Pertimbangan Penting
1. Sumber dan Kemurnian: Meskipun tepung kedelai itu sendiri pada dasarnya halal sebagai bahan nabati, umat Islam harus memverifikasi bahwa tidak ada aditif atau agen pemrosesan terlarang yang diperkenalkan selama pembuatan. Tepung kedelai defatted yang dibuat setelah ekstraksi heksana dapat diterima untuk tujuan halal. Namun, beberapa isolat protein kedelai mungkin menggunakan perlakuan alkohol selama pemrosesan, yang dapat memengaruhi kepatuhan halal jika terdapat kadar yang memabukkan.
2. Metode Pengolahan: Status halal dapat terganggu jika zat non-halal digunakan dalam pengolahan atau jika terjadi kontaminasi silang dengan bahan haram selama pembuatan. Umat Islam harus mencari produk yang diproses di fasilitas halal khusus atau dengan sertifikasi halal yang jelas untuk memastikan kepatuhan terhadap hukum makanan Islam.
3. Sertifikasi dan Verifikasi: Saat membeli tepung kedelai atau produk yang mengandung tepung kedelai, memeriksa logo sertifikasi halal dari badan sertifikasi yang diakui memberikan kepastian bahwa proses pembuatan telah mengikuti pedoman Islam. Membaca daftar bahan dengan cermat dan menghubungi produsen secara langsung ketika ragu adalah praktik yang direkomendasikan.
4. Kekhawatiran GMO dan Pestisida: Meskipun tidak secara langsung terkait dengan status halal, beberapa ulama merekomendasikan untuk memilih tepung kedelai organik atau non-GMO jika memungkinkan, karena penelitian menunjukkan bahwa kedelai GMO mungkin mengandung residu pestisida seperti glifosat yang tinggi. Hal ini termasuk dalam prinsip Islam untuk mengonsumsi makanan yang baik (tayyib).
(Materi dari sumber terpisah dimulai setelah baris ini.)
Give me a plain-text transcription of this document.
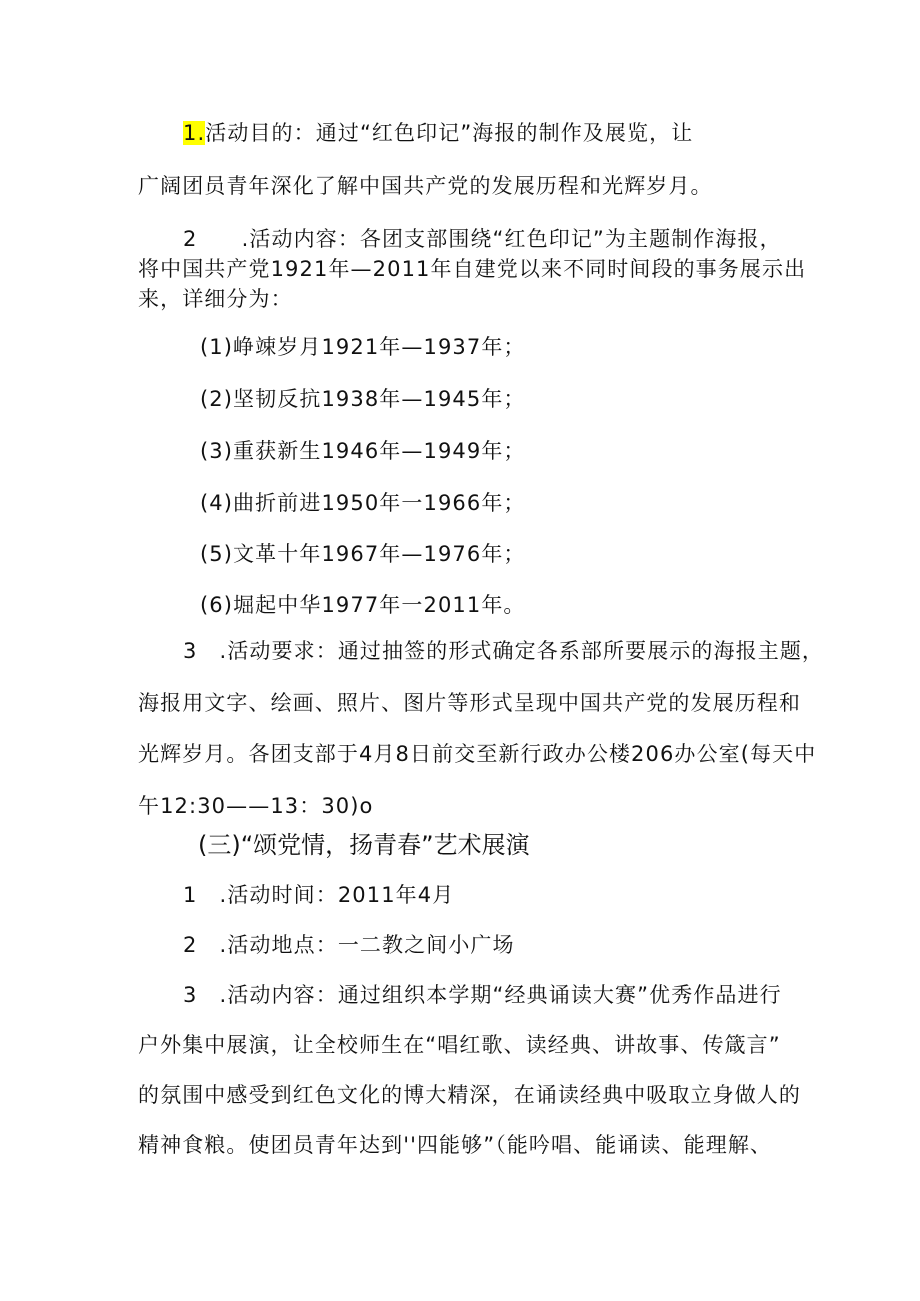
1.活动目的：通过“红色印记”海报的制作及展览，让
广阔团员青年深化了解中国共产党的发展历程和光辉岁月。
2　　.活动内容：各团支部围绕“红色印记”为主题制作海报，
将中国共产党1921年—2011年自建党以来不同时间段的事务展示出
来，详细分为：
(1)峥竦岁月1921年—1937年；
(2)坚韧反抗1938年—1945年；
(3)重获新生1946年—1949年；
(4)曲折前进1950年一1966年；
(5)文革十年1967年—1976年；
(6)堀起中华1977年一2011年。
3　.活动要求：通过抽签的形式确定各系部所要展示的海报主题，
海报用文字、绘画、照片、图片等形式呈现中国共产党的发展历程和
光辉岁月。各团支部于4月8日前交至新行政办公楼206办公室(每天中
午12:30——13：30)o
(三)“颂党情，扬青春”艺术展演
1　.活动时间：2011年4月
2　.活动地点：一二教之间小广场
3　.活动内容：通过组织本学期“经典诵读大赛”优秀作品进行
户外集中展演，让全校师生在“唱红歌、读经典、讲故事、传箴言”
的氛围中感受到红色文化的博大精深，在诵读经典中吸取立身做人的
精神食粮。使团员青年达到''四能够”（能吟唱、能诵读、能理解、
5. Jika Ragu: Jika ada ketidakpastian tentang sumber bahan atau metode pemrosesan yang digunakan untuk produk tepung kedelai tertentu, lebih baik berhati-hati dan mencari alternatif dengan sertifikasi halal yang jelas atau menghubungi produsen untuk klarifikasi.
Referensi
- FAO - Teknologi Produksi Tepung dan Produk Protein yang Dapat Dimakan dari Kedelai
- Halal Foundation - Panduan Komprehensif untuk Bahan Halal dan Haram
- Britannica - Entri Ensiklopedia Tepung Kedelai
- Sahabah Islam QA - Apakah Kedelai Halal: Analisis Mendalam
- Salsabil Academy - Apakah Soya Halal? Panduan Komprehensif
- Islam Question & Answer - Hukum tentang Daging Nabati
- Prepared Foods - Merumuskan Makanan Halal
- Islamic Services of America - Bubuk Protein Berbasis Nabati dan Hewani Halal
- FoodChem - Protein Kedelai Pekat Bersertifikat Halal
Penyangkalan: Informasi ini disediakan untuk tujuan pendidikan dan BUKAN merupakan fatwa (keputusan hukum Islam). Konten mewakili penelitian umum dan konsensus ulama tetapi tidak boleh menggantikan konsultasi dengan ulama Islam yang berkualifikasi untuk masalah makanan tertentu atau panduan agama. Umat Islam secara individu harus berkonsultasi dengan imam setempat atau otoritas Islam terpercaya jika mereka memiliki pertanyaan spesifik tentang kehalalan produk tepung kedelai tertentu dalam makanan mereka.